Her eyes lifted swiftly to his face, and as swiftly sank again. She could only hope that they had not betrayed the dismay she felt, and said at once: “Ah, you have come to take leave of us! Lucilla will be very sorry to have missed you. If only you had told us that you were going back to London she would certainly have stayed at home to say goodbye to you!”

“Unnecessary! I don’t expect to be absent from Bath for very many days.”

“Oh! She will be glad of that, I expect.”

“Doubtful, I think! Lucilla’s sentiments upon this occasion don’t interest me, however. Will you be glad of it?”

Something between panic and indignation seized her: panic because a proposal was clearly imminent, and she was as far as ever from knowing how she was to respond to it; indignation because she was unaccustomed to dealing with sledge-hammer tactics, and strongly resented them. He was an impossible creature, and the only fit place for any female crazy enough to consider becoming his wife for as much as a second was Bedlam. Indignation made it possible for her to say, with a tiny shrug, and in a voice whose indifference matched his own: “Why, certainly, Mr Carleton! I am sure we shall both of us be happy to see you again.”

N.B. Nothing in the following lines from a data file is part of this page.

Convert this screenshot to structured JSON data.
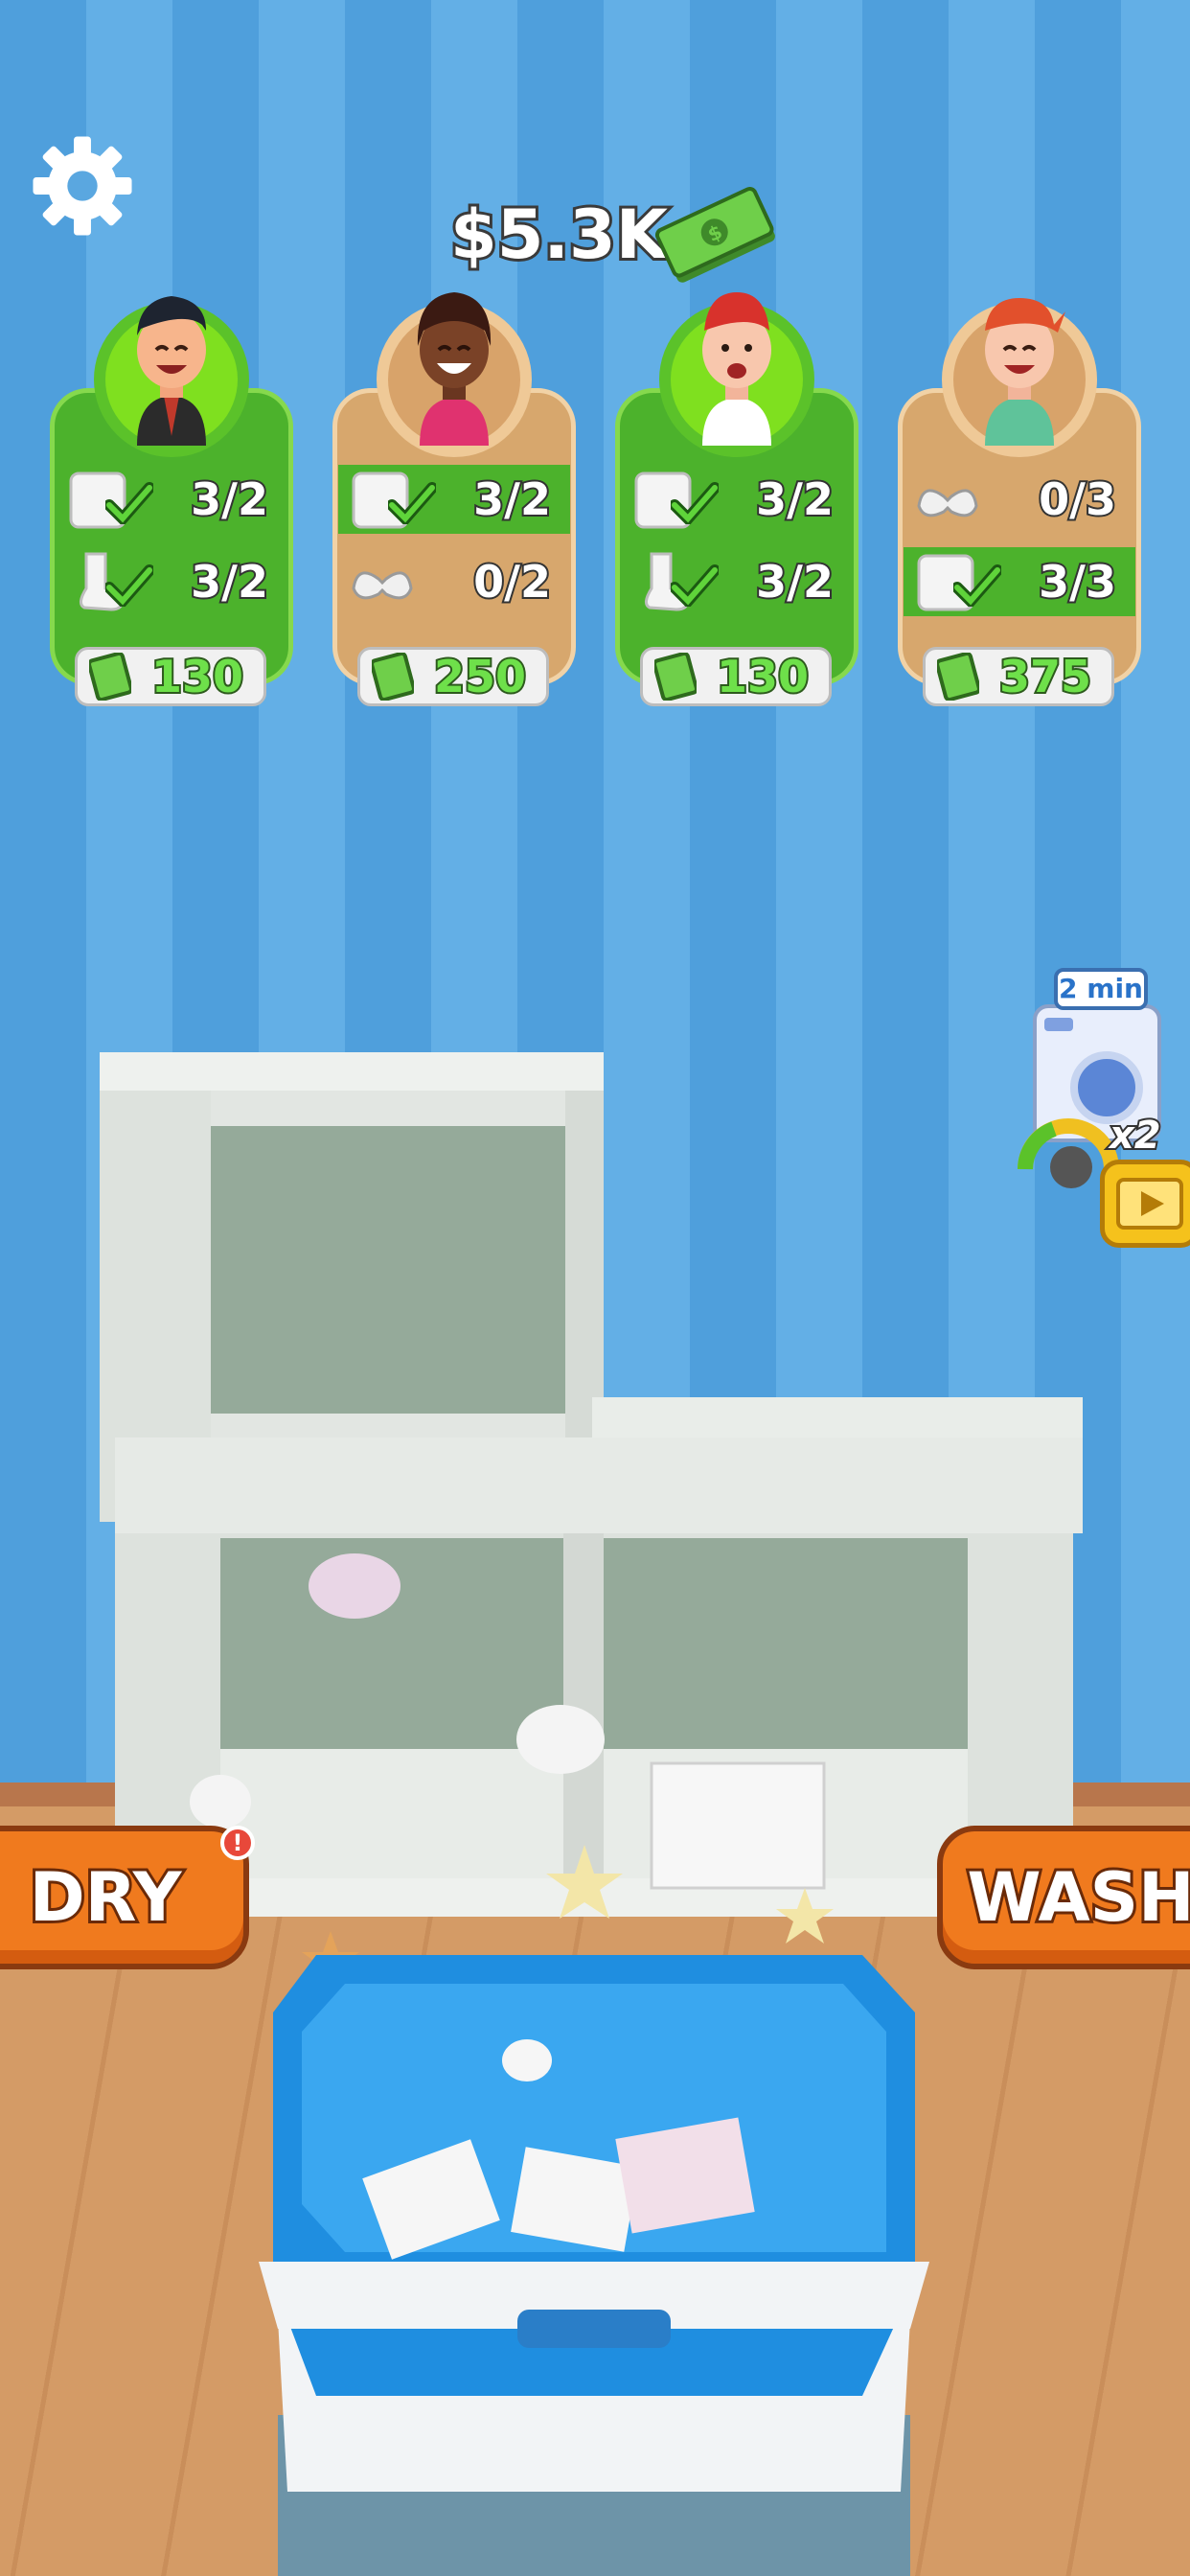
{
  "hud": {
    "settings_icon": "gear-icon",
    "money": "$5.3K",
    "money_icon": "cash-bundle-icon"
  },
  "customers": [
    {
      "bg": "green",
      "rows": [
        {
          "item": "shirt-icon",
          "count": "3/2",
          "done": true,
          "highlight": false
        },
        {
          "item": "sock-icon",
          "count": "3/2",
          "done": true,
          "highlight": false
        }
      ],
      "reward": "130"
    },
    {
      "bg": "tan",
      "rows": [
        {
          "item": "shirt-icon",
          "count": "3/2",
          "done": true,
          "highlight": true
        },
        {
          "item": "bra-icon",
          "count": "0/2",
          "done": false,
          "highlight": false
        }
      ],
      "reward": "250"
    },
    {
      "bg": "green",
      "rows": [
        {
          "item": "shirt-icon",
          "count": "3/2",
          "done": true,
          "highlight": false
        },
        {
          "item": "sock-icon",
          "count": "3/2",
          "done": true,
          "highlight": false
        }
      ],
      "reward": "130"
    },
    {
      "bg": "tan",
      "rows": [
        {
          "item": "bra-icon",
          "count": "0/3",
          "done": false,
          "highlight": false
        },
        {
          "item": "shirt-icon",
          "count": "3/3",
          "done": true,
          "highlight": true
        }
      ],
      "reward": "375"
    }
  ],
  "buttons": {
    "dry": "DRY",
    "wash": "WASH",
    "dry_alert": "!"
  },
  "ad_offer": {
    "time": "2 min",
    "multiplier": "x2",
    "icon": "washing-machine-icon",
    "play_icon": "video-play-icon"
  },
  "colors": {
    "wall": "#4f9fdc",
    "floor": "#d49b66",
    "button": "#f07a1e",
    "card_green": "#4cb22c",
    "card_tan": "#d7a76d",
    "reward_text": "#6ee04a"
  }
}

“Oh, for God’s sake—!” he uttered explosively. “What the devil has Lucilla to do with it?”

She raised her brows. “I imagine she has everything to do with it,” she said coldly.

He apparently managed to get the better of his spleen, for he gave a short laugh, and replied: “No, not everything, but certainly a good deal. I am going to London to try if I can discover amongst my numerous cousins one who will be willing to take charge of her until her come-out next year.”

Her eyes flashed, colour flooded her cheeks, and she said, in a shaking voice: “I see! To be sure, it is stupid of me to feel surprise, for you have repeatedly informed me that you consider me to be totally unfit to take care of Lucilla. Alas, I had flattered myself into thinking that your opinion of my fitness had undergone a change! But that, of course, was before you flew up into the boughs when you learned that Denis Kilbride had accompanied Lucilla to Laura Place! I perfectly understand you!”